24.5.05

Mitos e Ritos da Sociedade de Informação

Sobre a recente conferência da APDSI, da série ‘Pensar a Sociedade de Informação’, com Derrick de Kerkhove e o tema Four questions for cyber-democracy: electricity, access, symmetry and responsibility, procuraremos identificar neste breve texto alguns dos mitos e realidades do actual contexto digital e informacional.

Na sua reflexão, aquele especialista canadiano pretende examinar a renovação dos princípios da democracia e as novas responsabilidades do cibercidadão e ver «se a democracia, tal como ela é interpretada pela actual Administração dos Estados Unidos da América, tem ainda significado e se pode ser forçosamente exportada para culturas que nunca a praticaram.»

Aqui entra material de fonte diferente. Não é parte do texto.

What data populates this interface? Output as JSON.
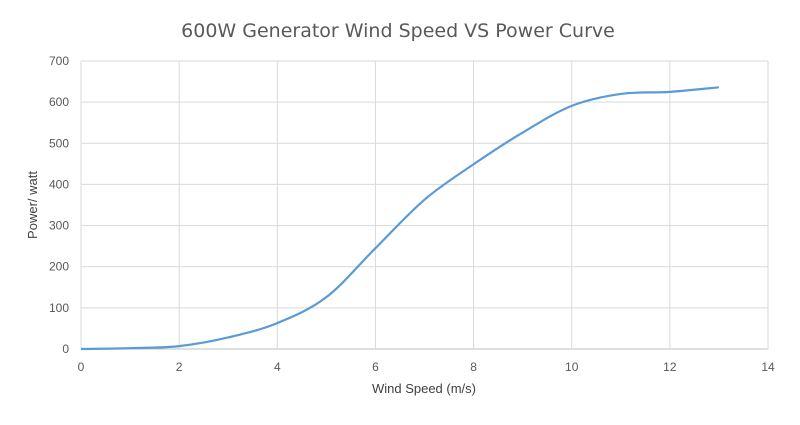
{
  "chart_data": {
    "type": "line",
    "title": "600W Generator Wind Speed VS Power Curve",
    "xlabel": "Wind Speed (m/s)",
    "ylabel": "Power/ watt",
    "xlim": [
      0,
      14
    ],
    "ylim": [
      0,
      700
    ],
    "xticks": [
      0,
      2,
      4,
      6,
      8,
      10,
      12,
      14
    ],
    "yticks": [
      0,
      100,
      200,
      300,
      400,
      500,
      600,
      700
    ],
    "grid": true,
    "legend": "none",
    "series": [
      {
        "name": "Power",
        "color": "#5B9BD5",
        "x": [
          0,
          1,
          2,
          3,
          4,
          5,
          6,
          7,
          8,
          9,
          10,
          11,
          12,
          13
        ],
        "y": [
          0,
          2,
          7,
          28,
          63,
          126,
          245,
          363,
          449,
          526,
          591,
          620,
          625,
          636
        ]
      }
    ]
  }
}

Em Portugal, no que concerne às realidades da SI, foi recentemente identificada, num estudo do CIES - «A Sociedade em Rede em Portugal», coordenado por Gustavo Cardoso e António Firmino da Costa, uma fractura no plano da inclusão e no domínio da literacia tecnológica, que não foi ainda nem tão pouco será facilmente superada nos próximos dez anos no nosso país.

Também de acordo com o Barómetro da APDSI (Expresso,7/5/2005), e face ao aumento marginal do investimento em TIC nos últimos meses, ressurge um optimismo moderado com as medidas propostas pelo actual governo no âmbito da Sociedade de Informação – e não tanto, curiosamente, com a estratégia do «choque tecnológico».

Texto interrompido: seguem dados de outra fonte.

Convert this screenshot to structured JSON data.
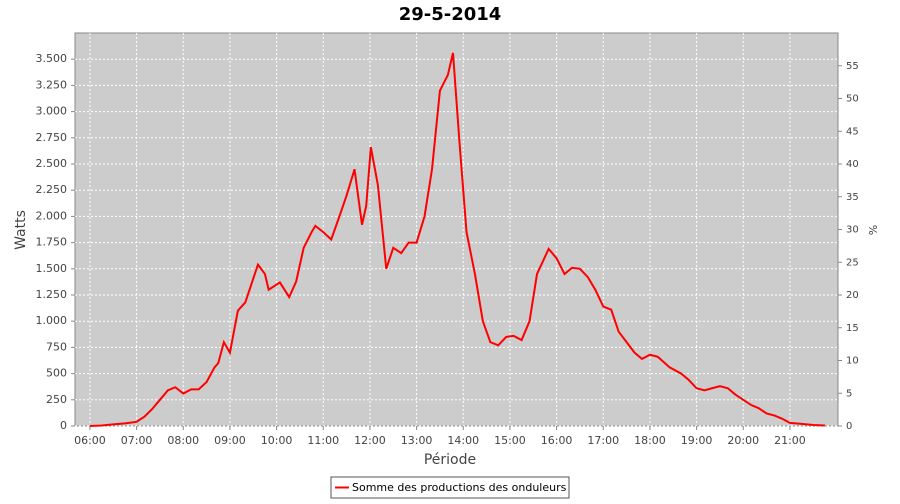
{
  "chart_data": {
    "type": "line",
    "title": "29-5-2014",
    "x_label": "Période",
    "y_label": "Watts",
    "y2_label": "%",
    "x": [
      6.0,
      6.25,
      6.5,
      6.75,
      7.0,
      7.17,
      7.33,
      7.5,
      7.67,
      7.83,
      8.0,
      8.17,
      8.33,
      8.5,
      8.67,
      8.75,
      8.87,
      9.0,
      9.17,
      9.33,
      9.6,
      9.75,
      9.83,
      10.07,
      10.27,
      10.42,
      10.58,
      10.75,
      10.83,
      11.0,
      11.17,
      11.33,
      11.5,
      11.67,
      11.83,
      11.92,
      12.02,
      12.17,
      12.35,
      12.5,
      12.67,
      12.83,
      13.0,
      13.17,
      13.33,
      13.5,
      13.67,
      13.78,
      13.92,
      14.07,
      14.25,
      14.42,
      14.58,
      14.75,
      14.92,
      15.08,
      15.25,
      15.42,
      15.58,
      15.83,
      16.0,
      16.17,
      16.33,
      16.5,
      16.67,
      16.83,
      17.0,
      17.17,
      17.33,
      17.5,
      17.67,
      17.83,
      18.0,
      18.17,
      18.42,
      18.67,
      18.83,
      19.0,
      19.17,
      19.33,
      19.5,
      19.67,
      19.83,
      20.0,
      20.17,
      20.33,
      20.5,
      20.67,
      20.83,
      21.0,
      21.25,
      21.5,
      21.75
    ],
    "series": [
      {
        "name": "Somme des productions des onduleurs",
        "color": "#ff0000",
        "values": [
          0,
          5,
          15,
          25,
          40,
          90,
          160,
          250,
          340,
          370,
          310,
          350,
          350,
          420,
          560,
          600,
          800,
          700,
          1100,
          1180,
          1540,
          1450,
          1300,
          1370,
          1230,
          1380,
          1700,
          1850,
          1910,
          1850,
          1780,
          1980,
          2200,
          2450,
          1920,
          2100,
          2660,
          2300,
          1500,
          1700,
          1650,
          1750,
          1750,
          2000,
          2450,
          3200,
          3350,
          3560,
          2700,
          1850,
          1450,
          1000,
          800,
          770,
          850,
          860,
          820,
          1000,
          1450,
          1690,
          1600,
          1450,
          1510,
          1500,
          1420,
          1300,
          1140,
          1110,
          900,
          800,
          700,
          640,
          680,
          660,
          560,
          500,
          440,
          360,
          340,
          360,
          380,
          360,
          300,
          250,
          200,
          170,
          120,
          100,
          70,
          30,
          20,
          10,
          5
        ]
      }
    ],
    "xlim": [
      5.68,
      22.03
    ],
    "xticks": [
      {
        "value": 6,
        "label": "06:00"
      },
      {
        "value": 7,
        "label": "07:00"
      },
      {
        "value": 8,
        "label": "08:00"
      },
      {
        "value": 9,
        "label": "09:00"
      },
      {
        "value": 10,
        "label": "10:00"
      },
      {
        "value": 11,
        "label": "11:00"
      },
      {
        "value": 12,
        "label": "12:00"
      },
      {
        "value": 13,
        "label": "13:00"
      },
      {
        "value": 14,
        "label": "14:00"
      },
      {
        "value": 15,
        "label": "15:00"
      },
      {
        "value": 16,
        "label": "16:00"
      },
      {
        "value": 17,
        "label": "17:00"
      },
      {
        "value": 18,
        "label": "18:00"
      },
      {
        "value": 19,
        "label": "19:00"
      },
      {
        "value": 20,
        "label": "20:00"
      },
      {
        "value": 21,
        "label": "21:00"
      }
    ],
    "ylim": [
      0,
      3750
    ],
    "yticks": [
      0,
      250,
      500,
      750,
      {
        "value": 1000,
        "label": "1.000"
      },
      {
        "value": 1250,
        "label": "1.250"
      },
      {
        "value": 1500,
        "label": "1.500"
      },
      {
        "value": 1750,
        "label": "1.750"
      },
      {
        "value": 2000,
        "label": "2.000"
      },
      {
        "value": 2250,
        "label": "2.250"
      },
      {
        "value": 2500,
        "label": "2.500"
      },
      {
        "value": 2750,
        "label": "2.750"
      },
      {
        "value": 3000,
        "label": "3.000"
      },
      {
        "value": 3250,
        "label": "3.250"
      },
      {
        "value": 3500,
        "label": "3.500"
      }
    ],
    "y2lim": [
      0,
      60
    ],
    "y2ticks": [
      0,
      5,
      10,
      15,
      20,
      25,
      30,
      35,
      40,
      45,
      50,
      55
    ],
    "grid": true,
    "legend": "bottom",
    "plot_background": "#cccccc"
  }
}
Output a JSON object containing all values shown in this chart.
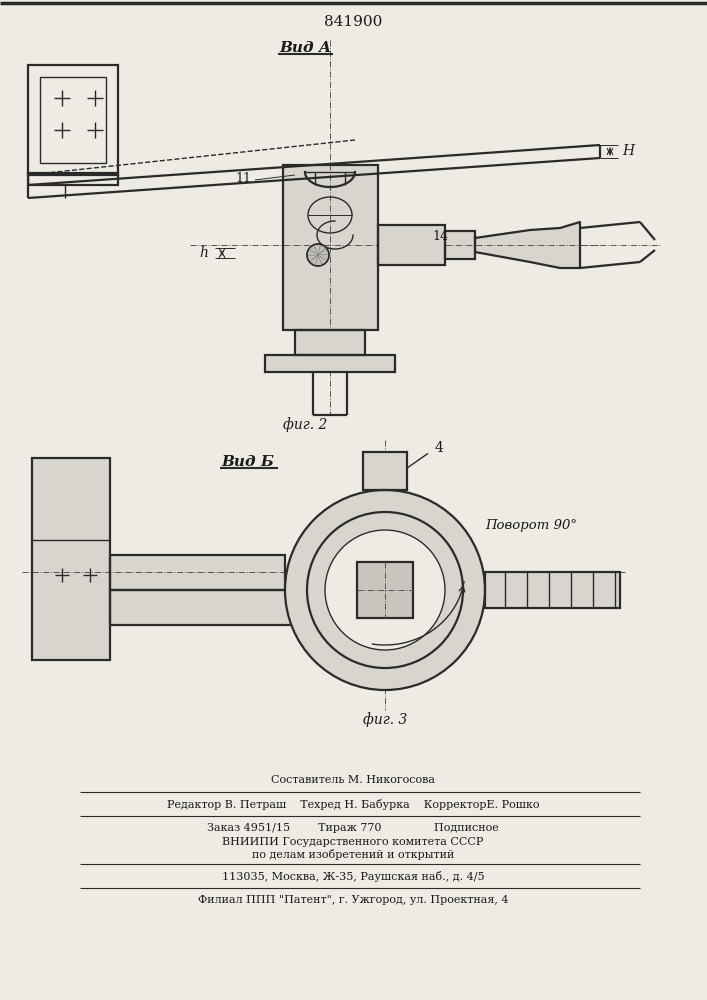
{
  "patent_number": "841900",
  "fig2_label": "фиг. 2",
  "fig3_label": "фиг. 3",
  "vid_a_label": "Вид А",
  "vid_b_label": "Вид Б",
  "rotation_label": "Поворот 90°",
  "label_11": "11",
  "label_14": "14",
  "label_H": "H",
  "label_h": "h",
  "label_4": "4",
  "footer_line1": "Составитель М. Никогосова",
  "footer_line2": "Редактор В. Петраш    Техред Н. Бабурка    КорректорЕ. Рошко",
  "footer_line3": "Заказ 4951/15        Тираж 770               Подписное",
  "footer_line4": "ВНИИПИ Государственного комитета СССР",
  "footer_line5": "по делам изобретений и открытий",
  "footer_line6": "113035, Москва, Ж-35, Раушская наб., д. 4/5",
  "footer_line7": "Филиал ППП \"Патент\", г. Ужгород, ул. Проектная, 4",
  "bg_color": "#eeebe5",
  "line_color": "#2a2a2a",
  "text_color": "#1a1a1a"
}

Num outro registo, mas a propósito de uma recente defesa de dissertação de Doutoramento em Sociologia da Comunicação, no ISCTE, sobre «Publicidade e Tematização – Estudo Comparativo das Representações da Sociedade da Informação na Publicidade Televisiva de Portugal e da Irlanda», defendida por Ruth Gregório, verificou-se, a partir da análise da publicidade televisiva em prime-time, que, em 2002, 74,2% da publicidade tematizava a Sociedade de Informação.

No quadro de emergência da cibercidadania qual então o papel das redes, dos seus reguladores e dos seus actores, sabendo-se que a diacronia recente desta temática, nos últimos dez anos, se tem vindo a legitimar por discursividades múltiplas, por ciclos de mitificação a que o próprio discurso publicitário e mediático (este, espelho também do discurso político) não são alheios, na medida em que definem quadros de legitimação através da construção e da produção de sentido neste âmbito.

É evidente, em todo o caso, que houve uma evolução na última década. As próprias conclusões do estudo sobre a ‘tematização’ evidenciam essa transição: ou seja, da tematização da ‘utopia’ passou-se, em termos de discurso publicitário, para a tematização de ‘realidades’ mais concretas e pragmáticas.

O que é um efeito do pós-crise da economia digital e do rebentar da ‘bolha’, pelo que, a certo momento, é claro que não existe um diferencial entre a tematização (simbólica e irrealista) da Sociedade de Informação na publicidade e a própria experiência social e política da SI. No sentido em que ambas integram ciclos próximos da mitificação, ambas reconvertem esses campos simbólicos em aproximações 'persuasivas' ao real nu e cru. Deixando exposta, finalmente, a referida fractura.

O discurso descontextualizado do conteúdo, não objectivado e recorrente das redes, dos serviços e das interactividades técnicas, não é afinal um simulacro de interacção e de ciberdemocracia, ou, melhor dito, uma espécie de institucionalização de um ritual retórico de uma ainda precária e vaga Sociedade de Informação?